В прихожей, забивая ноги в тяжелые кожаные ботики, Дронов вдруг захохотал.
– Нет, сообрази – куда они зовут? Помнишь гимназию, молитву – как это? «Родителям на утешение, церкви и отечеству на пользу».
Размахивая шапкой, он произнес тоном мальчишки, который дразнит товарища:
– А я – человек без рода, без племени, и пользы никому, кроме себя, не желаю. С тем меня и возьмите…
Тихонько свистнул сквозь зубы и ушел. Клим Иванович Самгин встряхнулся, точно пудель, обрызганный водою дождевой лужи, перешагнул из сумрака прихожей в тепло и свет гостиной, остановился и, вынимая папиросу, подвел итог:
«Негодяй. Пошляк и жулик. Газета – вот все, что он мог выдумать. Была такая ничтожная газета “Копейка”. Но он очень хорошо характеризовал себя, сказав: “Буду говорить прямо, хотя намерен говорить о себе”».
Клим Иванович щелкнул пальцами, ощущая, что вместе с Дроновым исчезло все, что держало в напряжении самообороны. Являлось иное настроение, оно не искало слов, слова являлись очень легко и самовольно, хотя беспорядочно.
«Семь епископов отлучили Льва Толстого от церкви. Семеро интеллигентов осудили, отвергают традицию русской интеллигенции – ее критическое отношение к действительности, традицию интеллекта, его движущую силу».
Тут почему-то вспомнилась поговорка: «Один – с сошкой, семеро – с ложкой», сказка «О семи Семионах, родных братьях». Цифра семь разбудила десятки мелких мыслей, они надоедали, как мухи, и потребовалось значительное усилие, чтоб вернуться к «Вехам».
«Заменяют одну систему фраз другой, когда-то уже пытавшейся ограничить свободу моей мысли. Хотят, чтоб я верил, когда я хочу знать. Хотят отнять у меня право сомневаться».
Он бесшумно шагал по толстому ковру, голова его мелькала в старинном круглом зеркале, которое бронзовые амуры поддерживали на стене. Клим Иванович Самгин остановился пред зеркалом, внимательно рассматривая свое лицо. Это стало его привычкой – напоминать себе лицо свое в те минуты, когда являлись важные, решающие мысли. Он знал, что это лицо – сухое, мимически бедное, малоподвижное, каковы почти всегда лица близоруких, но он все чаще видел его внушительным лицом свободного мыслителя, который сосредоточен на изучении своей духовной жизни, на работе своего я. Он снял очки и, почти касаясь лбом стекла, погладил пальцем седоватые волосы висков, покрутил бородку, показал себе желтые мелкие зубы, закопченные дымом табака.

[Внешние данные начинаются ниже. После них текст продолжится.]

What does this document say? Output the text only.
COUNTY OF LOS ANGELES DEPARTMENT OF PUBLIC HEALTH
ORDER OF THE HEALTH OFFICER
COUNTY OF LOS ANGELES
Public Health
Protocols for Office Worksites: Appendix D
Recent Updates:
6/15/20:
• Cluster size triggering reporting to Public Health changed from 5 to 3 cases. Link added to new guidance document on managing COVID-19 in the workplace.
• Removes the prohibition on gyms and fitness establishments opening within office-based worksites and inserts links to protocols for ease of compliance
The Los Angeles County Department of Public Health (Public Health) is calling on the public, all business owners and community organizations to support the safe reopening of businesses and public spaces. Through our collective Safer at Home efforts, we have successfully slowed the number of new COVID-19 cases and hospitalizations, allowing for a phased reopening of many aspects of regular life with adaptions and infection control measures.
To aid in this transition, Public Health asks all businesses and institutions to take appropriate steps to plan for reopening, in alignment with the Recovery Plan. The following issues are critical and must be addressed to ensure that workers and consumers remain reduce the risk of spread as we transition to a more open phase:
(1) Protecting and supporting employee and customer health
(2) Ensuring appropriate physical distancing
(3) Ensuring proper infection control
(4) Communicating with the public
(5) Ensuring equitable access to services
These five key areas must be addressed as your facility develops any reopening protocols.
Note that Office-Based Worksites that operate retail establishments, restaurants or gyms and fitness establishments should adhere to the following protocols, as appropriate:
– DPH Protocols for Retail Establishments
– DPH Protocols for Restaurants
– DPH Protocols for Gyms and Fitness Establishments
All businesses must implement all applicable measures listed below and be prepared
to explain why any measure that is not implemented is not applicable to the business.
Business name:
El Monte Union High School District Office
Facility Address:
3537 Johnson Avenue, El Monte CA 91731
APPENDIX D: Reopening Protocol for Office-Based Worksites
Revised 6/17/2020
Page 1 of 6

«Их мысли знакомы мне, возможно, что они мною рождены и посеяны», – не без гордости подумал Клим Иванович. Но тут он вспомнил «Переписку» Гоголя, политическую философию Константина Леонтьева, «Дневники» Достоевского, «Московский сборник» К. Победоносцева, брошюрку Льва Тихомирова «Почему я перестал быть революционером» и еще многое.
В эту минуту явилась необходимость посетить уборную, она помещалась в конце коридора, за кухней, рядом с комнатой для прислуги. Самгин поискал в столовой свечу, не нашел и отправился, держа коробку спичек в руках. В коридоре кто-то возился, сопел, и это было так неожиданно, что Самгин, уронив спички, крикнул:
– Кто это?
Ему ответили вполголоса, но густо:
– Это – я, Клим Иваныч, я, Миколай.
Вспыхнула спичка, осветив щетинистое лицо, темную руку с жестяной лампой в ней.
– Лампу заправляю. Водопроводчики разбили стеклянную-то.
– Ах, это – вы? Я вас не узнал.
– Бороду обрил.
Сидя в уборной, Клим Иванович Самгин тревожно сообразил: «Свидетель безумных дней и невольного моего участия в безумии. Полиция возлагает на дворников обязанности шпионов, – наивно думать, что этот – исключение из правила. Он убил солдата. Меня он может шантажировать».
Когда Самгин вышел в коридор – на стене горела маленькая лампа, а Николай подметал веником белый сор на полу, он согнулся поперек коридора и заставил домохозяина остановиться.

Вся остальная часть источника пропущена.